On the other hand, the orbits of Thylacosmilus, a putative hypercarnivore, an animal with an estimated diet of at least 70% meat, were positioned like those of an ungulate, with orbits looking mainly laterally. In this situation, the visual fields don’t overlap enough for the brain to integrate them in 3D. Why would a hypercarnivore develop such a peculiar adaptation? A team of researchers from Argentina and the United States set out to find an explanation.

“You cannot understand the cranial organization in Thylacosmilus without first confronting these huge canines,” said lead author Charlène Gaillard, a doctoral student at the Argentine Institute of Nivology, Glaciology and Environmental Sciences (INAGLIA). “Not only were they large, but they grew constantly, to the point where the canine roots continued over the top of their skulls. This had consequences, one was that there was no space available for the eye sockets in the usual position of carnivores in front of the face.“.

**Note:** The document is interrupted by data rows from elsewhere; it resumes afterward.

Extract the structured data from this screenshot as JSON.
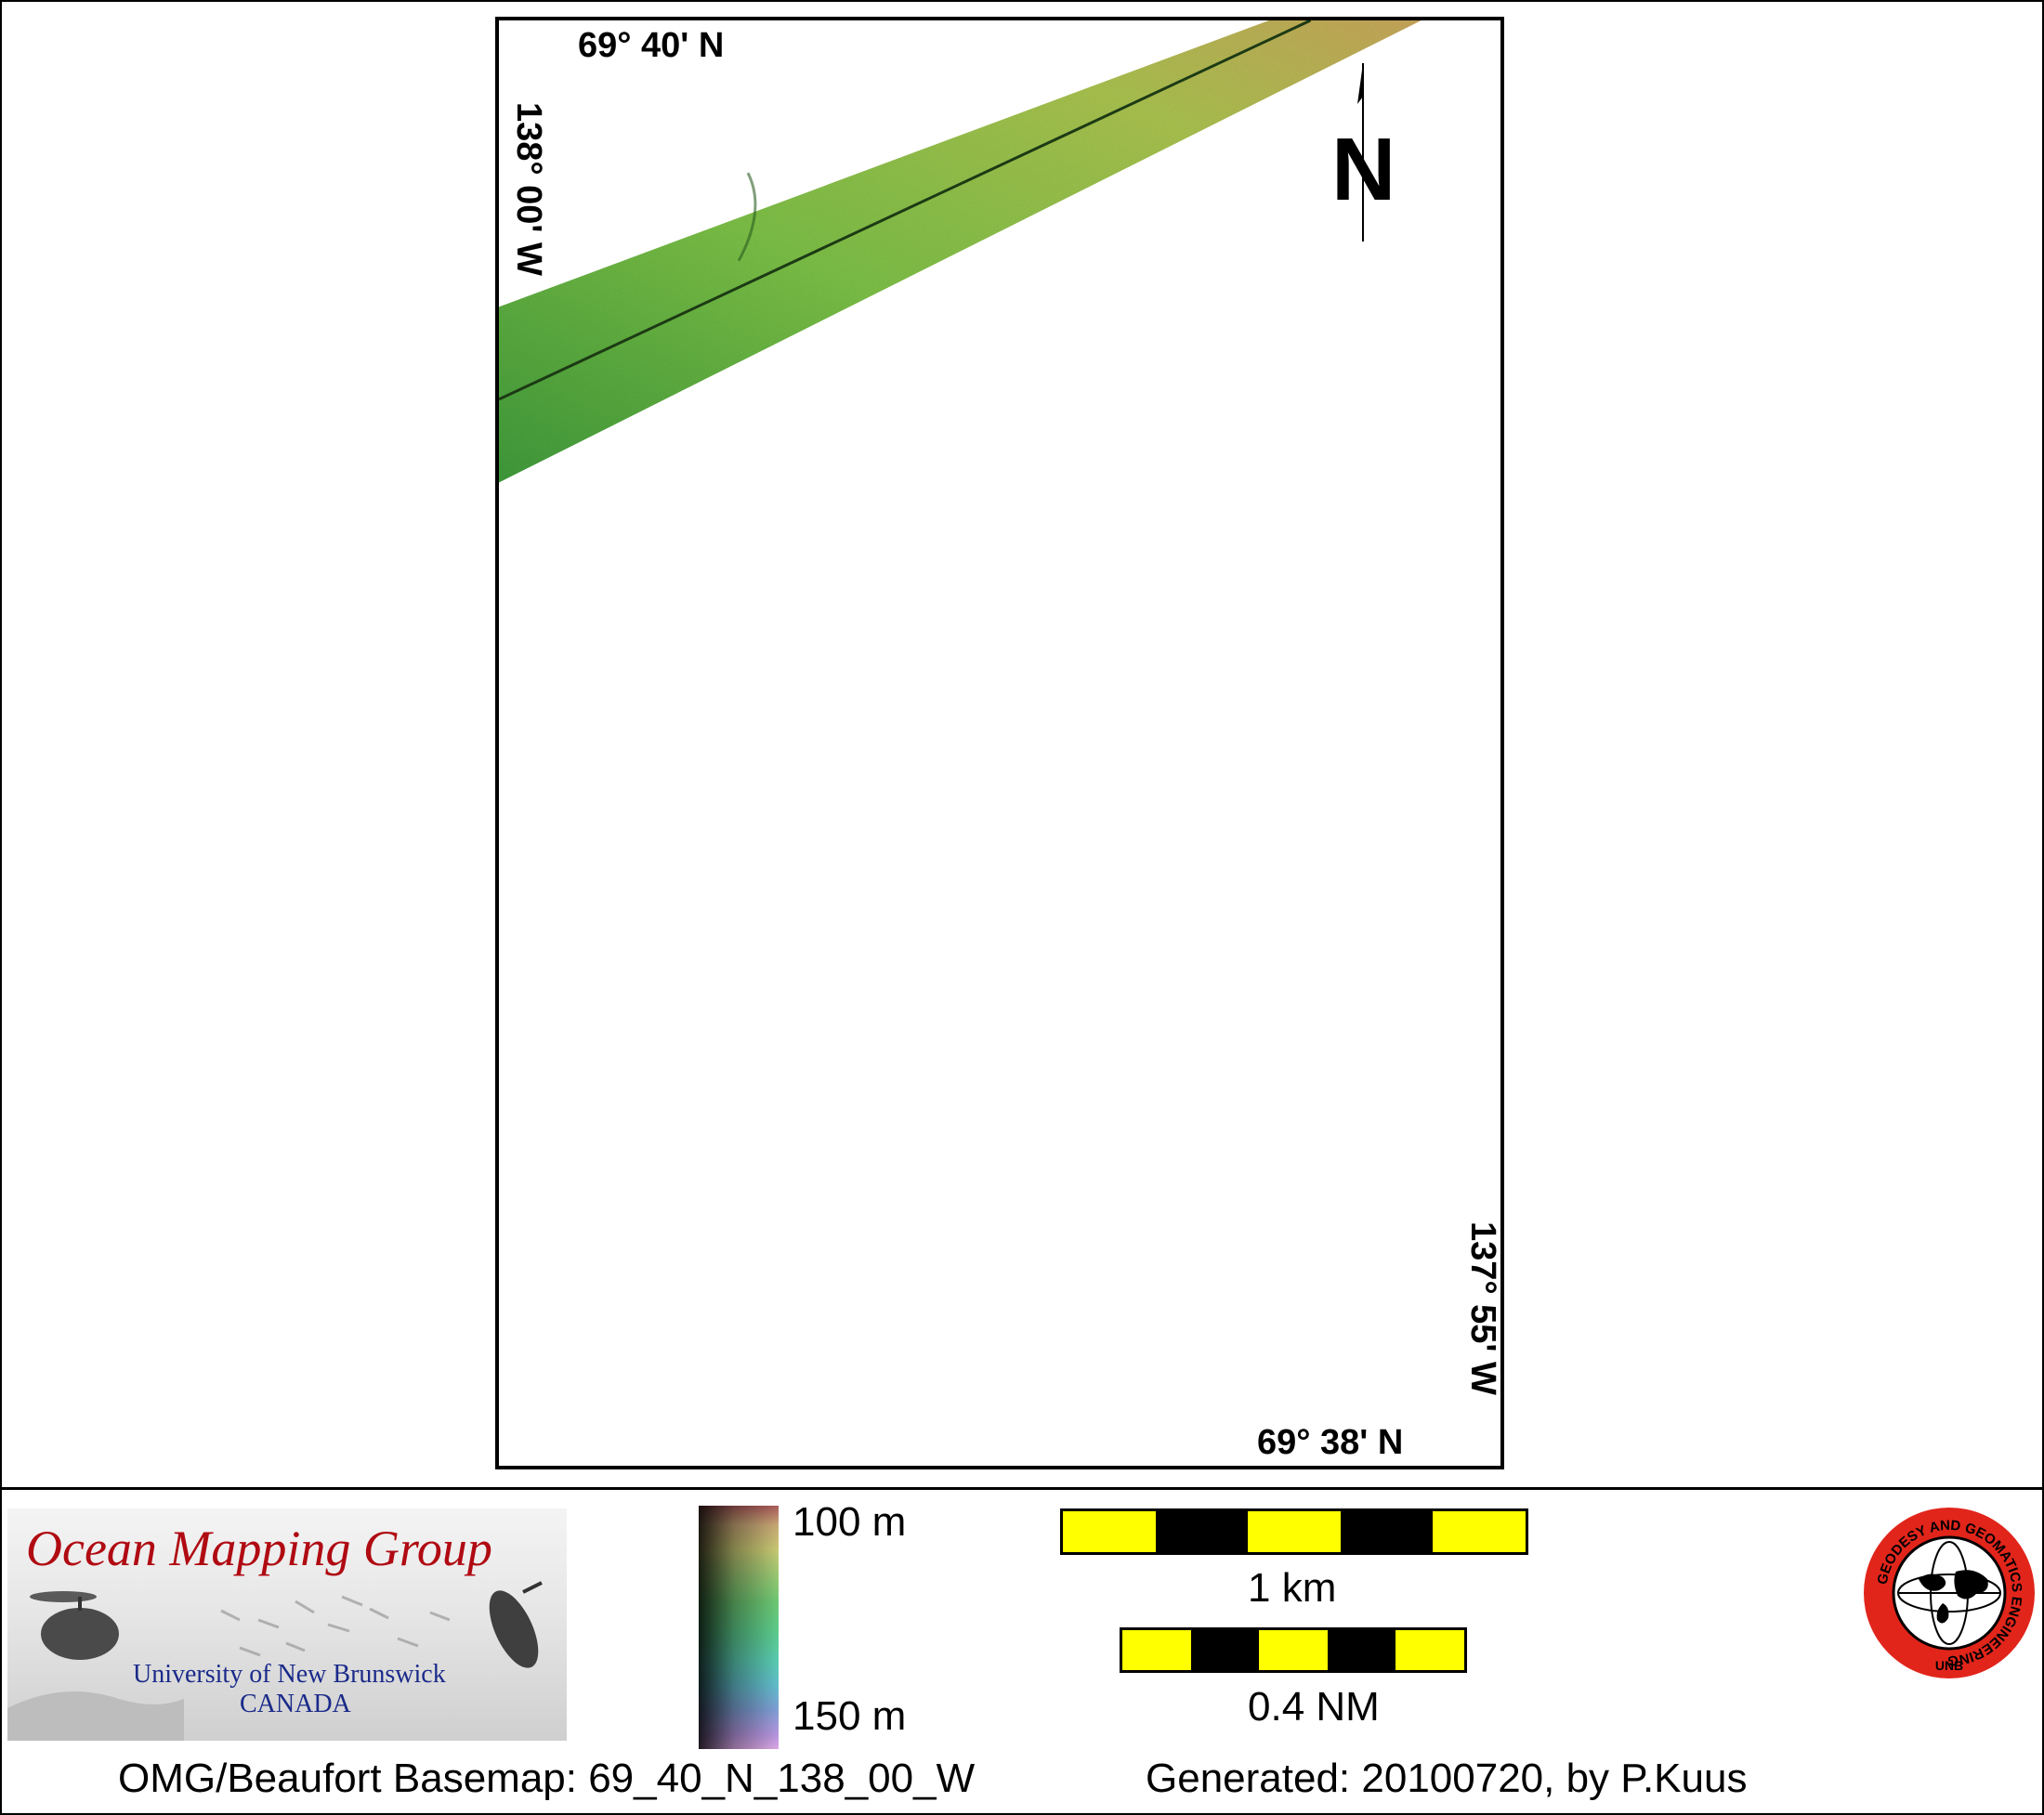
{
  "map": {
    "coords": {
      "top_lat": "69° 40' N",
      "bottom_lat": "69° 38' N",
      "left_lon": "138° 00' W",
      "right_lon": "137° 55' W"
    },
    "north_label": "N",
    "swath_colors": [
      "#3f9a3a",
      "#7bbf46",
      "#b7c254",
      "#c7a65a"
    ]
  },
  "footer": {
    "logo": {
      "title": "Ocean Mapping Group",
      "subtitle_line1": "University of New Brunswick",
      "subtitle_line2": "CANADA",
      "title_color": "#b00a12",
      "subtitle_color": "#1a2a8a"
    },
    "colorbar": {
      "top_label": "100 m",
      "bottom_label": "150 m"
    },
    "scale": {
      "km_label": "1 km",
      "nm_label": "0.4 NM",
      "km_segments": 5,
      "nm_segments": 5,
      "colors": [
        "#ffff00",
        "#000000"
      ]
    },
    "seal": {
      "ring_text": "GEODESY AND GEOMATICS ENGINEERING",
      "bottom_text": "UNB",
      "ring_color": "#e1251b"
    },
    "caption_left": "OMG/Beaufort Basemap: 69_40_N_138_00_W",
    "caption_right": "Generated: 20100720, by P.Kuus"
  }
}
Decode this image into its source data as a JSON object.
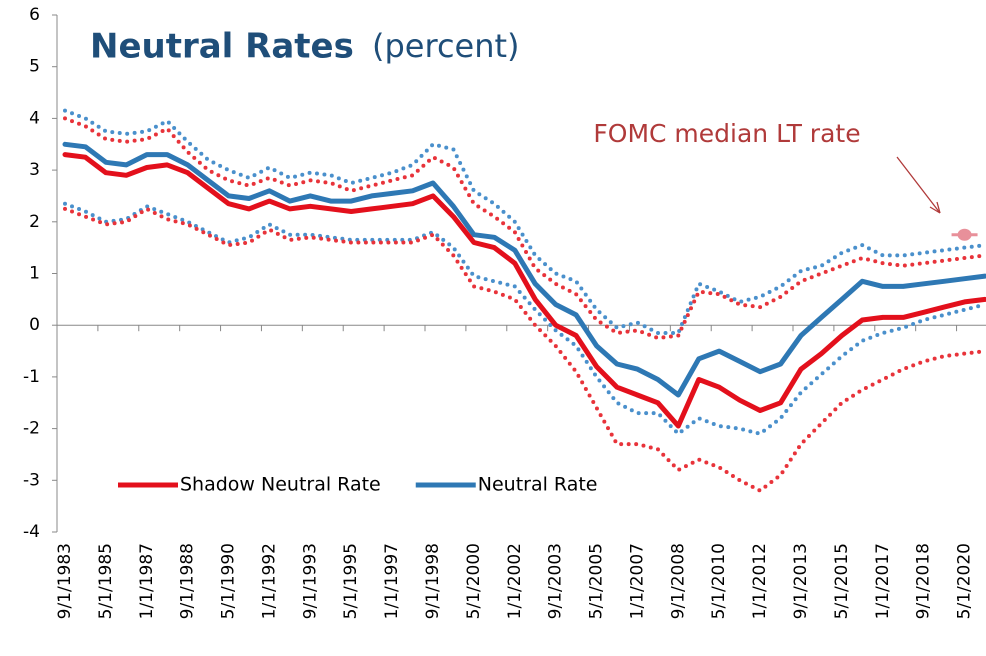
{
  "chart_data": {
    "type": "line",
    "title": "Neutral Rates",
    "subtitle": "(percent)",
    "annotation": "FOMC median LT rate",
    "fomc_median": {
      "value": 1.75,
      "color": "#e8909a"
    },
    "categories": [
      "9/1/1983",
      null,
      "5/1/1985",
      null,
      "1/1/1987",
      null,
      "9/1/1988",
      null,
      "5/1/1990",
      null,
      "1/1/1992",
      null,
      "9/1/1993",
      null,
      "5/1/1995",
      null,
      "1/1/1997",
      null,
      "9/1/1998",
      null,
      "5/1/2000",
      null,
      "1/1/2002",
      null,
      "9/1/2003",
      null,
      "5/1/2005",
      null,
      "1/1/2007",
      null,
      "9/1/2008",
      null,
      "5/1/2010",
      null,
      "1/1/2012",
      null,
      "9/1/2013",
      null,
      "5/1/2015",
      null,
      "1/1/2017",
      null,
      "9/1/2018",
      null,
      "5/1/2020",
      null
    ],
    "ylim": [
      -4,
      6
    ],
    "yticks": [
      -4,
      -3,
      -2,
      -1,
      0,
      1,
      2,
      3,
      4,
      5,
      6
    ],
    "legend": "lower-left",
    "series": [
      {
        "style": "dotted",
        "color": "#4a90cc",
        "values": [
          4.15,
          4.0,
          3.75,
          3.7,
          3.75,
          3.95,
          3.55,
          3.2,
          3.0,
          2.85,
          3.05,
          2.85,
          2.95,
          2.9,
          2.75,
          2.85,
          2.95,
          3.1,
          3.5,
          3.4,
          2.6,
          2.35,
          2.0,
          1.35,
          1.0,
          0.85,
          0.3,
          -0.05,
          0.05,
          -0.15,
          -0.15,
          0.8,
          0.65,
          0.45,
          0.55,
          0.75,
          1.05,
          1.15,
          1.4,
          1.55,
          1.35,
          1.35,
          1.4,
          1.45,
          1.5,
          1.55
        ]
      },
      {
        "style": "dotted",
        "color": "#4a90cc",
        "values": [
          2.35,
          2.2,
          2.0,
          2.05,
          2.3,
          2.15,
          2.0,
          1.8,
          1.6,
          1.7,
          1.95,
          1.75,
          1.75,
          1.7,
          1.65,
          1.65,
          1.65,
          1.65,
          1.8,
          1.5,
          0.95,
          0.85,
          0.75,
          0.3,
          -0.1,
          -0.4,
          -1.0,
          -1.5,
          -1.7,
          -1.7,
          -2.1,
          -1.8,
          -1.95,
          -2.0,
          -2.1,
          -1.8,
          -1.3,
          -0.95,
          -0.6,
          -0.3,
          -0.15,
          -0.05,
          0.1,
          0.2,
          0.3,
          0.4
        ]
      },
      {
        "style": "dotted",
        "color": "#e8333a",
        "values": [
          4.0,
          3.85,
          3.6,
          3.55,
          3.6,
          3.8,
          3.35,
          3.0,
          2.8,
          2.7,
          2.85,
          2.7,
          2.8,
          2.75,
          2.6,
          2.7,
          2.8,
          2.9,
          3.25,
          3.05,
          2.35,
          2.1,
          1.8,
          1.1,
          0.8,
          0.6,
          0.1,
          -0.15,
          -0.1,
          -0.25,
          -0.2,
          0.65,
          0.6,
          0.4,
          0.35,
          0.55,
          0.85,
          1.0,
          1.15,
          1.3,
          1.2,
          1.15,
          1.2,
          1.25,
          1.3,
          1.35
        ]
      },
      {
        "style": "dotted",
        "color": "#e8333a",
        "values": [
          2.25,
          2.1,
          1.95,
          2.0,
          2.25,
          2.05,
          1.95,
          1.75,
          1.55,
          1.6,
          1.85,
          1.65,
          1.7,
          1.65,
          1.6,
          1.6,
          1.6,
          1.6,
          1.75,
          1.35,
          0.75,
          0.65,
          0.5,
          0.0,
          -0.4,
          -0.9,
          -1.6,
          -2.3,
          -2.3,
          -2.4,
          -2.8,
          -2.6,
          -2.75,
          -3.0,
          -3.2,
          -2.9,
          -2.3,
          -1.9,
          -1.5,
          -1.25,
          -1.05,
          -0.85,
          -0.7,
          -0.6,
          -0.55,
          -0.5
        ]
      },
      {
        "name": "Neutral Rate",
        "style": "solid",
        "color": "#2e78b4",
        "values": [
          3.5,
          3.45,
          3.15,
          3.1,
          3.3,
          3.3,
          3.1,
          2.8,
          2.5,
          2.45,
          2.6,
          2.4,
          2.5,
          2.4,
          2.4,
          2.5,
          2.55,
          2.6,
          2.75,
          2.3,
          1.75,
          1.7,
          1.45,
          0.8,
          0.4,
          0.2,
          -0.4,
          -0.75,
          -0.85,
          -1.05,
          -1.35,
          -0.65,
          -0.5,
          -0.7,
          -0.9,
          -0.75,
          -0.2,
          0.15,
          0.5,
          0.85,
          0.75,
          0.75,
          0.8,
          0.85,
          0.9,
          0.95
        ]
      },
      {
        "name": "Shadow Neutral Rate",
        "style": "solid",
        "color": "#e3101c",
        "values": [
          3.3,
          3.25,
          2.95,
          2.9,
          3.05,
          3.1,
          2.95,
          2.65,
          2.35,
          2.25,
          2.4,
          2.25,
          2.3,
          2.25,
          2.2,
          2.25,
          2.3,
          2.35,
          2.5,
          2.1,
          1.6,
          1.5,
          1.2,
          0.5,
          0.0,
          -0.2,
          -0.8,
          -1.2,
          -1.35,
          -1.5,
          -1.95,
          -1.05,
          -1.2,
          -1.45,
          -1.65,
          -1.5,
          -0.85,
          -0.55,
          -0.2,
          0.1,
          0.15,
          0.15,
          0.25,
          0.35,
          0.45,
          0.5
        ]
      }
    ]
  }
}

Gaillard used CT scans and 3D virtual reconstructions to assess orbital organization in various fossils and modern mammals. He was able to determine how the visual system of Thylacosmilus would compare to that of other carnivores or other mammals in general. While low orbital convergence occurs in some modern carnivores, Thylacosmilus was extreme in this respect: it had an orbital convergence value as low as 35 degrees, compared to that of a typical predator such as a cat, around 65 degrees.

However, good stereoscopic vision is also based on the degree of frontalization, which is a measure of how well the eyeballs fit within the eye sockets. “Thylacosmilus was able to compensate by having the eyes on the side of the head slightly projecting the orbits and orienting almost vertically, to increase the visual field overlap as much as possible,” said co-author Analia M. Forasiepi, also from INAGLIA. and researcher at CONICET, the Argentine science and research agency. “Although their orbits were not positioned favorably for 3D vision, they could achieve about 70% visual field overlap, evidently, enough to make it a successful active predator.”

Compensation appears to be the key to understanding how the Thylacosmilus skull formed.” said study co-author Ross DE MacPhee, senior curator at the American Museum of Natural History. “In effect, the growth pattern of the canines during early cranial development would have displaced the orbits away from the front of the face, producing the result we see in adult skulls. The odd orientation of the orbits in Thylacosmilus really represents a compromise.” the main function of the skull, which is to support and protect the brain and sense organs, and a collateral function unique to this species, which was to provide enough space for the development of the huge canines.”

The lateral displacement of the orbits was not the only cranial modification that Thylacosmilus developed to accommodate its canines while preserving other functions. Placing the eyes on the side of the skull brings them closer to the temporalis muscles of mastication, which can cause deformities when eating. To control this, some mammals, including primates, have developed a bony structure that closes the eye sockets on one side. Thylacosmilus followed suit, another example of convergence between unrelated species.

This leaves a final question: what purpose would the development of huge, ever-growing teeth have served that required re-engineering the entire skull?

“It could have facilitated predation in some unknown way,” Gaillard said, “but if so, why haven’t any other sparasodonts, or any other carnivorous mammal, evolved the same adaptation in a convergent fashion, as rodent incisors. In instead, they seem to have continued to grow at the root, and finally extended almost to the back of the skull.”